Die Schneekugel der Fastfood-Kette im Ludwigsburger Schlosshof lockt viele Besucher an und erntet gleichzeitig Kopfschütteln. Ist es okay, dass die Schlossverwaltung die Fläche an McDonald’s vermietet oder leidet dadurch das Image des historischen Barockschlosses? Ein Pro und Kontra.
McDonald’s feiert seinen Winter-Burger mit einer Werbekampagne. Dazu ist im Hof des Residenzschlosses eine riesige, begehbare Schneekugel aufgebaut. Dienstag und Mittwoch wurde dort ein TV-Spot gedreht, von Donnerstag bis Sonntag können Besucher das Spektakel besichtigen. McDonald’s und das Barockschloss – wie passt das zusammen? Ein Pro und Kontra.
Pro von Sandra Lesacher
Dass die Schlossverwaltung den Hof an die Fastfood-Kette vermietet, geht völlig in Ordnung. Im Hof und in den Räumen finden auch Hochzeitsfeiern oder Firmenevents statt, das ist im Grunde nichts anderes. Das Geld, das eingenommen wird, gehört zu dem Budget, mit dem das Schloss erhalten wird. Es wäre unklug gewesen, McDonald’s abzusagen, weil – ja warum eigentlich? Weil es eine große, mächtige Firma ist?
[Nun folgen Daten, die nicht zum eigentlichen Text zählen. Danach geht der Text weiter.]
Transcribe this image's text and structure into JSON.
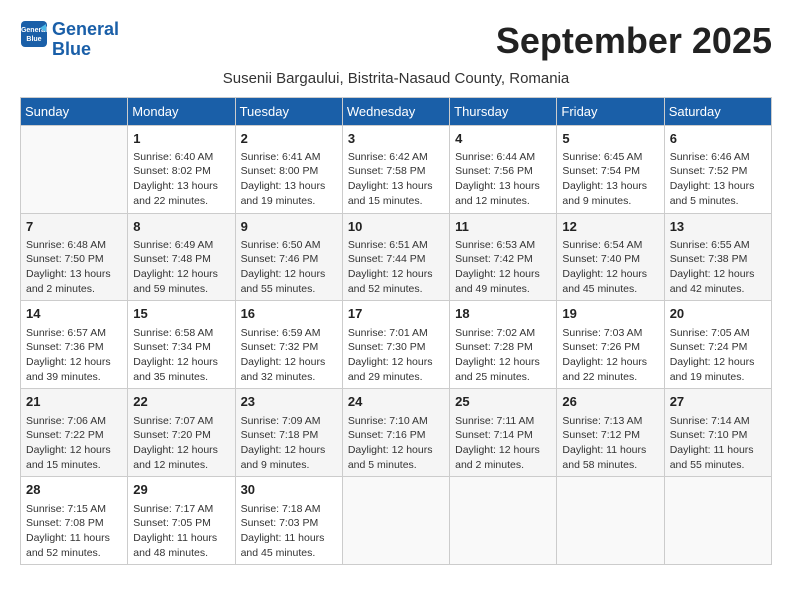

Große und mächtige Firmen drehen Werbefilme. Das tun sie an Orten, die in ihr Konzept passen. Sie drehen auf exotischen Inseln, in Wüsten oder in Schlössern.
Absagen, weil es um Fastfood geht? Ja, das Zeug ist nicht gesund. Aber ob einer Burger isst oder nicht – das muss jeder selbst entscheiden. Genauso übrigens, ob man auf dem Weihnachtsmarkt Bratwurst und Glühwein zu sich nimmt. Das ist auch nicht von Ernährungsexperten empfohlen.
Ein Imageschaden? Nein. McDonald’s kauft nicht das Schloss oder baut eine Filiale rein. Am Sonntag ist der Spuk vorbei. Dem Schloss schadet das nicht. Im Gegenteil. Es wird ein bisschen berühmter. Und vielleicht kommen ein paar Leute zur Schneekugel, die sich sonst nie zum Schloss verirrt hätten.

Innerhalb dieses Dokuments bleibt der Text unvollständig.